今日から始まる島ライフ!







「すっかり遅くなっちまったなぁ……そろそろ戻らねぇと」
飲み屋の灯りがまばらに点在する夜のアーケード街で、春日は歩む速度を緩めて呟いた。腕時計に目を落とすと時刻はもう十一時を過ぎていた。夜風に当たるという口実は、そろそろ効力をなくす頃だろう。
「仕方ねぇ、帰るか」
はぁ、と溜息を吐いて来た道を引き返す。わかってはいた。こんな夜中に店を開けている宝飾店など、あるはずも無い事は。
「指輪……どうすっかなぁ」
とぼとぼとアーケード街を歩きながら再び胸に溜まった息を吐き出した。曲がりなりにも桐生にプロポーズをしたのだ。せめて指輪くらい渡さないと格好がつかないが、それに気がついた時には祝賀会が始まる直前で街へ向かう余裕もなかった。
「ダサ過ぎだろ、俺ぇ!」
不甲斐ない自分に苛立って荒げた声が人気のない夜道に響いて消える。
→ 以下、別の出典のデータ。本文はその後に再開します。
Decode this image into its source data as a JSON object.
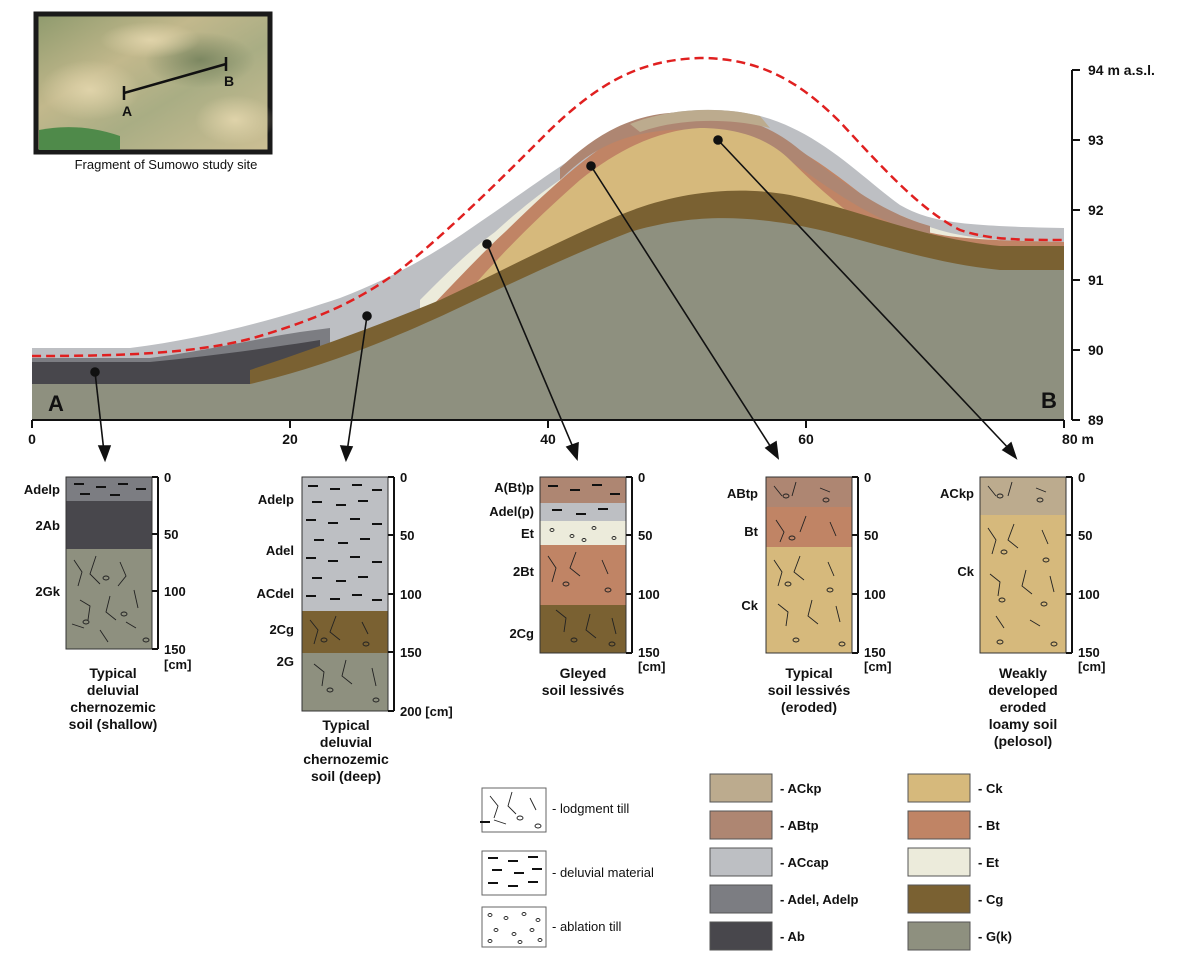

ちょうど通りすがった酔っ払いの男に「兄ちゃん、どうしたぁ?」と笑われて春日は慌てて我に返った。往来で声を張り上げてしまった事を恥ずかしく思いながら、そそくさとアーケード街を出る。すると、ズボンのポケットから聞き慣れた音が流れ出した。
「やべっ」
着信相手は桐生だろう。なかなか帰ってこない自分を心配して掛けてきたに違いない。帰りが遅くなったくらいで機嫌を損ねる人じゃない。そう思いながらも、どこか怖々として春日はスマートフォンを取り出した。なにせプロポーズの後だ。恋人をほったらかして夜の街をふらついている男を、はたして桐生はどう感じるだろうか。絶対にマイナス点だよな、と三度目の溜息をつきながら通話ボタンを押そうとして――春日は目を丸くした。